In June 1928, at the age of 57, Tsunesaburo Makiguchi, a forward-thinking educator, took faith in Nichiren Buddhism at the urging of a friend. Writing of this decision, he said, “With an indescribable joy, I completely changed the way I had lived for almost 60 years.”[1]
With this inner awakening, he set out to realize “a bold aspiration,”[2] establishing the Soka Kyoiku Gakkai (Value-Creating Education Society) with his disciple Josei Toda on Nov. 18, 1930.
What originally started as a group of educators focused on the happiness of students gradually expanded its scope to the happiness of all people, growing into a bold religious movement based on the life-affirming philosophy of Nichiren Buddhism.
Makiguchi traveled throughout Japan despite his age to spread Nichiren Buddhism, holding discussion meetings in people’s homes.
Ikeda Sensei recounts:
Mr. Makiguchi also readily went anywhere to meet with even a single individual. Once, he traveled all the way to Kagoshima [in Kyushu, Japan’s southwesternmost main island] to meet and speak with the parents of a young man who had joined the Soka Kyoiku Gakkai in Tokyo. It was an extremely long journey by third-class train car, and it must have been very hard on a man of his advanced age. But for the sake of Buddhism, he was prepared to spare no pains. Through his great sincerity, he was able to deepen the parents’ understanding of Nichiren Buddhism.[3]
During the first two years of World War II, amid increasing surveillance by the Special Higher Police, he attended more than 240 discussion meetings. And leading up to his arrest in July 1943, he had personally introduced some 500 people to Nichiren Buddhism. Sensei says of his spirit:
A young man once told Mr. Makiguchi that he thought it would be better to hold large-scale lectures rather than discussion meetings. “No, it wouldn’t,” Mr. Makiguchi replied without hesitation. “Dialogue is the only way to communicate with another about life’s problems. At a lecture, listeners inevitably feel uninvolved. Even the Daishonin’s treatise ‘On Establishing the Correct Teaching for the Peace of the Land’ was written in the form of a dialogue, you know.”[4]
Sensei also shares Makiguchi’s focus on sharing faith experiences to encourage others:
Mr. Makiguchi called discussion meetings “discussion meetings offering experimental proof of a life of great good.” By this, he meant demonstrating through actual examples in our lives, in a way convincing to all, the wonderful effect of putting our Buddhist faith based on the Mystic Law into practice in the real world, of a life of human revolution dedicated to the welfare of others and society.[5]

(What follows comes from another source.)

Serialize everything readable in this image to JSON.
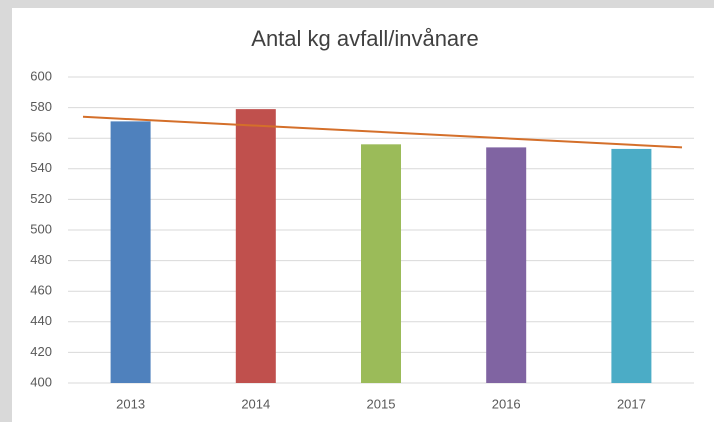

In July 1943, at 72, Makiguchi traveled to Izu Province, fully aware of the risks involved, to attend what came to be his last discussion meeting. He was arrested on July 6 on charges of blasphemy and violation of the Peace Preservation Law. Josei Toda was arrested on the same day.
Makiguchi spent 500 days in solitary confinement and was repeatedly subjected to intense interrogation. However, he remained unshaken and firmly stood up for his beliefs, even introducing his prison guards to Nichiren Buddhism.
On Nov. 18, 1944—exactly 14 years after the Soka Gakkai was founded, Makiguchi died in prison of old age and malnutrition, a martyr to his beliefs.
Upon his release from prison on July 3, 1945, Toda promptly set out to avenge his mentor’s death by rebuilding the Soka Gakkai into a bastion of peace. He did so by emphasizing the importance of discussion meetings, the tradition started by his mentor, Makiguchi. It was Toda’s conviction that “one actual discussion meeting is far more effective in turning the wheels of kosen-rufu than a million fine-sounding words of theory.”
Sensei states:
We don’t speak of the “tradition” of the discussion meeting simply because the pattern of holding such meetings has continued for many years. Rather, with the discussion meeting as the central focus of our activities, we have striven to treasure each person; this spirit to value and respect the individual is the tradition of the SGI. The SGI has unceasingly encouraged people in their ordinary yet valiant struggles. This is the tradition of the discussion meeting.[6]
Today, these small gatherings filled with warm life-to-life exchanges and dialogues continue throughout the world. In SGI-USA alone, over 2,400 districts gather monthly for discussion meetings at centers and homes in every corner of the U.S., strengthening the alliance of good and spreading ripples of peace into our communities.